SPACs Have Revitalized a Misunderstood Small-Cap Financing Mechanism: PIPEs
According to research about the SPAC market by global law firm Freshfields, 69 percent of the consummated SPACS in 2020 were supported by PIPE financings. This presents a great opportunity to dispel some common myths about PIPEs.
PIPEs are toxic, death spirals. A PIPE is just an acronym which stands for Private Investment in Public Equity. In other words, a PIPE isn’t a corporate finance structure as much as it is an investing modality. A PIPE is effectuated when a single investor or group of investors are confidentially apprised of a publicly traded company’s imminent plans to raise capital. The ensuing financing could take the form of common stock, preferred stock, or some type of instrument that’s convertible into common stock.
Investors in PIPEs will short your stock. Maybe, but maybe not. One of the key differentiators between PIPEs and other common small-cap financings like RDs, CMPOs, and follow-on offerings1, is that investors in PIPEs are purchasing unregistered stock. In a shelf takedown, for example, a company has already filed a registration statement that’s been declared “effective” by the Securities and Exchange Commission. Investors who purchase registered stock can immediately resell it, if they wish, without any delay.
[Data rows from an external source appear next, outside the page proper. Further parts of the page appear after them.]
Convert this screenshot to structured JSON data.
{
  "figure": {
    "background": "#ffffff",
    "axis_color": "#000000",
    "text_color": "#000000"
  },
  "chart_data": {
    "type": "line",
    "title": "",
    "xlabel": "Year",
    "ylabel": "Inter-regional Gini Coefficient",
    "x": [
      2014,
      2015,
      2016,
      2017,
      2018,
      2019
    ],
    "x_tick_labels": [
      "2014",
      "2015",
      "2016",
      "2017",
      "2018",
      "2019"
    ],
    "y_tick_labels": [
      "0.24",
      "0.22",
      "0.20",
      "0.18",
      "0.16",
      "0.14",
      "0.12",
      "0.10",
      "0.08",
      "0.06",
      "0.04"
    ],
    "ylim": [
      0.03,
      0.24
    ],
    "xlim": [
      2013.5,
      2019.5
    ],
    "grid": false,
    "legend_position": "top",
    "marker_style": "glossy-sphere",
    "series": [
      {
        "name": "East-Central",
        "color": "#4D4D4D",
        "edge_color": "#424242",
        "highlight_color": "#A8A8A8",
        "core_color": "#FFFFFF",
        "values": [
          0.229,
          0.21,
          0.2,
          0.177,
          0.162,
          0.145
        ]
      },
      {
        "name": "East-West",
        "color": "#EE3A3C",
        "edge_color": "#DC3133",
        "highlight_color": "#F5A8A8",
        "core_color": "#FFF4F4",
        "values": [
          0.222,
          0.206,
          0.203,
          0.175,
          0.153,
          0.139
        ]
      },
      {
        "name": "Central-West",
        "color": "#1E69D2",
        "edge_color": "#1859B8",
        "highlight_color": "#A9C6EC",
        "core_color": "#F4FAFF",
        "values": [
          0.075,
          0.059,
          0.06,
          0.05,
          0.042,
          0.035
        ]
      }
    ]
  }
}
Investors in a PIPE, however, have to wait for the company to file a resale registration statement covering the purchased shares; that is, there is no immediate market for shares purchased in a PIPE, and might not be for many months. If an investor purchases stock in a PIPE at a 20 percent discount to the previous day’s closing bid price, they might seek to short the amount of shares they purchased in order to lock in some or all of that unrealized gain, and that selling can certainly impact a company’s stock price. But keep a few things in mind: (1) not every stock has sufficient trading volume and borrowable shares to make shorting economically wise or possible; (2) some PIPEs are effectuated at or very close to the market price of the stock, thus minimizing any reason to short the stock in the near term; and (3) since PIPEs are confidential and don’t require filing a registration statement first, companies can often take advantage of a higher stock price from which to undertake a financing (i.e., short selling associated with a PIPE can drive down a stock price subsequent to a financing, but the company might have been able to sell stock at a higher price as a result).
PIPE pricing is always worse than selling registered stock. It can be, but not always when you look more closely. Consider a hypothetical biotech company ABC that experiences a material run up in their share price from $2.00 to $4.50. If ABC had no more room on their existing shelf registration and filed a new registration statement in order to capitalize on their elevated share price, the filing of the registration statement would likely impact their share price negatively (i.e., investors would be leery of the forthcoming dilution). Let’s say ABC’s stock price falls 15 percent when the registration statement is filed to $3.83, and then it takes 45 days to be declared effective. Given the passage of time, ABC’s stock falls further from $3.83 to $3.50. If ABC then sells stock at a 10 percent discount in a registered offering, it will have sold stock at $3.15. However, if ABC had sold stock in a PIPE at a 20 percent discount when the stock was at $4.50, they would have sold stock at $3.60. Yes, the discount was greater, but because ABC didn’t need to file a registration statement and wait for it to become effective, it sold stock at a higher price using a PIPE. Also, the capital would have been raised in a more timely manner.
It’s always the same handful of financiers. Often, but not always. It is definitely true that there is core group of special situation funds in the small-cap ecosystem that commonly invest in PIPEs. But companies also invest in other companies via PIPEs, as do long-biased, fundamental investors. The reason strategic investments often take the form of PIPEs is because long-term investors don’t care about receiving unregistered stock, and the issuer’s trading volume might not permit sizeable open market purchases. The most famous examples of strategic PIPEs are probably Warren Buffett’s investment in Goldman Sachs, and Oprah Winfrey’s investment in Weight Watchers.
Each and every year in the small-cap ecosystem, there are a plethora of PIPE financings that are usurious, or nearly so. But as is evidenced by the dozens of PIPEs in 2020 in the SPAC market, a PIPE does not need to be a “four letter” word. In fact, a PIPE might be a great financing choice depending upon the circumstances.
1 SCI members have access to a thorough rendering of small-cap financing structures in a piece entitled: “Comprehensive Overview of Small-Cap Financing Structures.”